The course consists of frontal lessons. The sources are commented and discussed, and their main content and historical context are synthetically reconstructed. Powerpoints of the study materials will be projected.

Assessment methods

The final proof will take place in the form of an oral examination. During the examination the teacher will assess whether the student has achieved or not some basic educational goals: knowledge of the texts and capacity to contextualize authors and works; comprehension of the fundamental concepts and capacity to provide a correct interpretation of them; clarity in the explanation of concepts and accuracy in the use of philosophical terminology; capacity to establish connections between the various authors and themes from both a historical and a strictly speaking conceptual point of view. During the oral examination the teacher will assess if the student possesses the abovementioned knowledge and skills in a (more or less) complete, precise and adequate way, or vice-versa in a (more or less) incomplete, vague and superficial way. The final grade will correspondently vary from excellent (30 and honors) to very good (30) to good (27-29) to fairly good (24-26) to more than enough (21-23) to merely enough (18-21) to unsatisfactory (<18).

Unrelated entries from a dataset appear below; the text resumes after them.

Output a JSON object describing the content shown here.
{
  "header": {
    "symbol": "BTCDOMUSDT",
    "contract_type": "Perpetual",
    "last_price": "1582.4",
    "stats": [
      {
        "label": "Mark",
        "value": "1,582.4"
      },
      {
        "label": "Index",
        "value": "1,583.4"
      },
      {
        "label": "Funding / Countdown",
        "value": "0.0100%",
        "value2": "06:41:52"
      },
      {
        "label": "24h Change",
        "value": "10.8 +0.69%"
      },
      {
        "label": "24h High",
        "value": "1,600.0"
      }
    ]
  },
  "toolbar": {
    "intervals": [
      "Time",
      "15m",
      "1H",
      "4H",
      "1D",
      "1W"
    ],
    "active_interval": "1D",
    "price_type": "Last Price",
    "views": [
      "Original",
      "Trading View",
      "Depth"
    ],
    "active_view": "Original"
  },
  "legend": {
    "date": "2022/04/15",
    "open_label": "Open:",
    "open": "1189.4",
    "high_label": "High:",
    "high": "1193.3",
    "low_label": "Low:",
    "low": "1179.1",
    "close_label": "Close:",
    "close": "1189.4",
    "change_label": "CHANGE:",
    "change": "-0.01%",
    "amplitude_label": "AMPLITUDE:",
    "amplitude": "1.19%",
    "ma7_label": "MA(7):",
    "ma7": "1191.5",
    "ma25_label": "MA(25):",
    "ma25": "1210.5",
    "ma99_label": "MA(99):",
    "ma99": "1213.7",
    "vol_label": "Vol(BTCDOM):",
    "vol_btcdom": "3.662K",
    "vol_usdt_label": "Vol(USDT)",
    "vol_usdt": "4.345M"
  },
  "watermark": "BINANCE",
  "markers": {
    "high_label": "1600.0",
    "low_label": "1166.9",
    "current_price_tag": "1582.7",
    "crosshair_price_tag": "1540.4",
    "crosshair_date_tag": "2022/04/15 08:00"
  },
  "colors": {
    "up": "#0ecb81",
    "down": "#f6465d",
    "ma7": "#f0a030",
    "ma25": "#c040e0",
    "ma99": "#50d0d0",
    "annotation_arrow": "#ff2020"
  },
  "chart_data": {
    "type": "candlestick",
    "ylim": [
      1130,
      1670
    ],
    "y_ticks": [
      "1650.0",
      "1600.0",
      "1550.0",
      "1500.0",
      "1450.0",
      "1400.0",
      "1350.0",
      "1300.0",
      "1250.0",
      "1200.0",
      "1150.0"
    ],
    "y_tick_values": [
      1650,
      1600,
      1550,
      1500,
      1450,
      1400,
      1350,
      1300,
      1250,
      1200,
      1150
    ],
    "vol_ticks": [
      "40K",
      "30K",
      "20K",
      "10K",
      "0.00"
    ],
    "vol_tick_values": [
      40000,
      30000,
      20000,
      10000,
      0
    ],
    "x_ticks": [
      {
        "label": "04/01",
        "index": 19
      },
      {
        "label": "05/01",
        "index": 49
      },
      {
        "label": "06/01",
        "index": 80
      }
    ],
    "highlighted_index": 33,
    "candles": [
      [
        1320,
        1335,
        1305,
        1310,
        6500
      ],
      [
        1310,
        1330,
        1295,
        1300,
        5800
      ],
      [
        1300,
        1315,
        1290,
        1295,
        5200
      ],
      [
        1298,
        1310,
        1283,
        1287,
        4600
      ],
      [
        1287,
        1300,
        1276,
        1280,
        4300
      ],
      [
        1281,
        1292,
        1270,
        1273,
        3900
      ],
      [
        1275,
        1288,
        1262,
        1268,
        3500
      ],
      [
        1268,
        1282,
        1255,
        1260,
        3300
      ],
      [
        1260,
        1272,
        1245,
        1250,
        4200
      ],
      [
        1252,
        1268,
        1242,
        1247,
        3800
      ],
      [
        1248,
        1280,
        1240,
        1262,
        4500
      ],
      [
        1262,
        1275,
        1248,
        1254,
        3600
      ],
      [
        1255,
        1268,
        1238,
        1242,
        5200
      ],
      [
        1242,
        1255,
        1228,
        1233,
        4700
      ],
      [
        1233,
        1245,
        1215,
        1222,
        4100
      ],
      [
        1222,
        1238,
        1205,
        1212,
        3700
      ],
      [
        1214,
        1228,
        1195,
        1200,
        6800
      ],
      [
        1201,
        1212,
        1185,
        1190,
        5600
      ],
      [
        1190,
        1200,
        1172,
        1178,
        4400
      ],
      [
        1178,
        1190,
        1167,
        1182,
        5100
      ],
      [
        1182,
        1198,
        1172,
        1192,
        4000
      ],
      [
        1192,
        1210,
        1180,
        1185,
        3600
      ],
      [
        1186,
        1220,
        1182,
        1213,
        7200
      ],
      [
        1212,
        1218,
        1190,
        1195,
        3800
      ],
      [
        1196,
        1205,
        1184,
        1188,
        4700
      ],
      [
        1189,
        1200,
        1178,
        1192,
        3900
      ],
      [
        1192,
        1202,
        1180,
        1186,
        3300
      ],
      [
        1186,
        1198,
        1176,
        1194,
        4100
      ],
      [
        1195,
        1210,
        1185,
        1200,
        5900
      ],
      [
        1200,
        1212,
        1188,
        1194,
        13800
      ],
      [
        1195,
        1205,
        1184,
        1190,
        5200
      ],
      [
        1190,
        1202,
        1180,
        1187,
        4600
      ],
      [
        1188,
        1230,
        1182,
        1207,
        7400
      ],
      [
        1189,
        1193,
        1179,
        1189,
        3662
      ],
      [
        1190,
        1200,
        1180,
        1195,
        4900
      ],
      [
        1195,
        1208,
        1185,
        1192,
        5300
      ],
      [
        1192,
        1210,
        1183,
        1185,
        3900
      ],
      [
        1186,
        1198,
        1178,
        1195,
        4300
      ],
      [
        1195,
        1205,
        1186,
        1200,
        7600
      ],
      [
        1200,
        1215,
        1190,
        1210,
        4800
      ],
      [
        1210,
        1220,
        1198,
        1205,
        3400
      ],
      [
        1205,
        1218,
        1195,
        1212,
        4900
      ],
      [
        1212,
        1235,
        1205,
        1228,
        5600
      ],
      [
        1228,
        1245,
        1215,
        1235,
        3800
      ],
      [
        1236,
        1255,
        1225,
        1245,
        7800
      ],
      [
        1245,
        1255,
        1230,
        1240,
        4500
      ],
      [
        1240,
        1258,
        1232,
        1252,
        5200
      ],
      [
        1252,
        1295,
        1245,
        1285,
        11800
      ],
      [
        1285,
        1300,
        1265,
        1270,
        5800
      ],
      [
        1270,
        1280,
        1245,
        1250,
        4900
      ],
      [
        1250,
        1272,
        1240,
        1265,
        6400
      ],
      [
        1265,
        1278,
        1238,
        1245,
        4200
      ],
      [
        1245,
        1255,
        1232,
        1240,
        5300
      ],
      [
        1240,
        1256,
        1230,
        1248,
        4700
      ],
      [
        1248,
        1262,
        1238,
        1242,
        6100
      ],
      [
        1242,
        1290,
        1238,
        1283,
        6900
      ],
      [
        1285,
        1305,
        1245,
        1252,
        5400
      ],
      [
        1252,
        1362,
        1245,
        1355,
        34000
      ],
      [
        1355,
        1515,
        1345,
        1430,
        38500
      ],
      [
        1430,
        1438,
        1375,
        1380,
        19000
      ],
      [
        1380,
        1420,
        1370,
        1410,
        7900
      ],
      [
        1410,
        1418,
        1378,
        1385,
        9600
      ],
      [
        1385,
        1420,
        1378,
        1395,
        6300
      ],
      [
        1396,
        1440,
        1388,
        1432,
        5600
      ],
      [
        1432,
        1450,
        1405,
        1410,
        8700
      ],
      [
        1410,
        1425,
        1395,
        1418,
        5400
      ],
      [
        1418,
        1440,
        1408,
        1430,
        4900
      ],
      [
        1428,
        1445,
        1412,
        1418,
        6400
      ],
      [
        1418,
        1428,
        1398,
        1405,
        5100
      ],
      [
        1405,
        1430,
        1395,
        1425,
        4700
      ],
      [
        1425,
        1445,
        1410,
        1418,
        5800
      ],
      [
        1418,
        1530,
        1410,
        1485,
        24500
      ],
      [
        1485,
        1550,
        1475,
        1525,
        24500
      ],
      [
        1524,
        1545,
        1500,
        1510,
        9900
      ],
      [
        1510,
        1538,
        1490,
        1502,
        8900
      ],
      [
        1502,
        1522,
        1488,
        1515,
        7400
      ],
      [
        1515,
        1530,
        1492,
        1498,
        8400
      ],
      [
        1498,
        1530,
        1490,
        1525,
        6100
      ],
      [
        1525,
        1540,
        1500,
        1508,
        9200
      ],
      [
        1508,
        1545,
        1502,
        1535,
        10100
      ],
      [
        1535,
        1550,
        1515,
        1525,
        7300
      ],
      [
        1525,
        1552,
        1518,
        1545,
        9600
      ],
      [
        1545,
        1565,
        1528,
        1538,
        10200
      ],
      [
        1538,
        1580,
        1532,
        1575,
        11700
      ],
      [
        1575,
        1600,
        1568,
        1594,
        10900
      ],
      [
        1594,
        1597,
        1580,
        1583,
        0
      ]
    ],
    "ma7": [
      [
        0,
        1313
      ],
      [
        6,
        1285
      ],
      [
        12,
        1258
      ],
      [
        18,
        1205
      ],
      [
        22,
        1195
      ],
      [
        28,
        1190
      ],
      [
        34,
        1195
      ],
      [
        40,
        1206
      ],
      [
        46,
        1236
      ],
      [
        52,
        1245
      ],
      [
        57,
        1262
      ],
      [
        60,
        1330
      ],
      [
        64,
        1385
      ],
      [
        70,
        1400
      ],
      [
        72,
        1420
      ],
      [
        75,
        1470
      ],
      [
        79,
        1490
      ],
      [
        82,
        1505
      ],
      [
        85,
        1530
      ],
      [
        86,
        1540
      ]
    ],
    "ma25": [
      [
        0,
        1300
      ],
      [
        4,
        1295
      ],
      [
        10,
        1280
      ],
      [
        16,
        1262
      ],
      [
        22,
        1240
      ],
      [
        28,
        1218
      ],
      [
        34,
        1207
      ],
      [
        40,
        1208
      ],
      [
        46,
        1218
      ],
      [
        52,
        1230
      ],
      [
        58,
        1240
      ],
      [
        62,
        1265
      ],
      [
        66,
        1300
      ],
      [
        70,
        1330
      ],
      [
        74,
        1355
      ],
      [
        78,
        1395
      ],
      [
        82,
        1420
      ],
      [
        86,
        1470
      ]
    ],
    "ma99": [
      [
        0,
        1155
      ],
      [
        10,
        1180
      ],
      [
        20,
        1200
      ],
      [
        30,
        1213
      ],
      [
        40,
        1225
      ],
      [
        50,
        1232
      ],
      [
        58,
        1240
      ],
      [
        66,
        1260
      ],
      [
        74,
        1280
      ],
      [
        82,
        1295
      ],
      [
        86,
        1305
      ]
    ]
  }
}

Students with disabilities and Specific Learning Disorders (SLD)

Students with disabilities or Specific Learning Disorders have the right to special accommodations according to their condition, following an assessment by the Service for Students with Disabilities and SLD. Please do not contact the teacher but get in touch with the Service directly to schedule an appointment. It will be the responsibility of the Service to determine the appropriate adaptations. For more information, visit the page:
https://site.unibo.it/studenti-con-disabilita-e-dsa/en/for-students

Teaching tools

Further readings will be made available through the channels provided by the Unibo portal.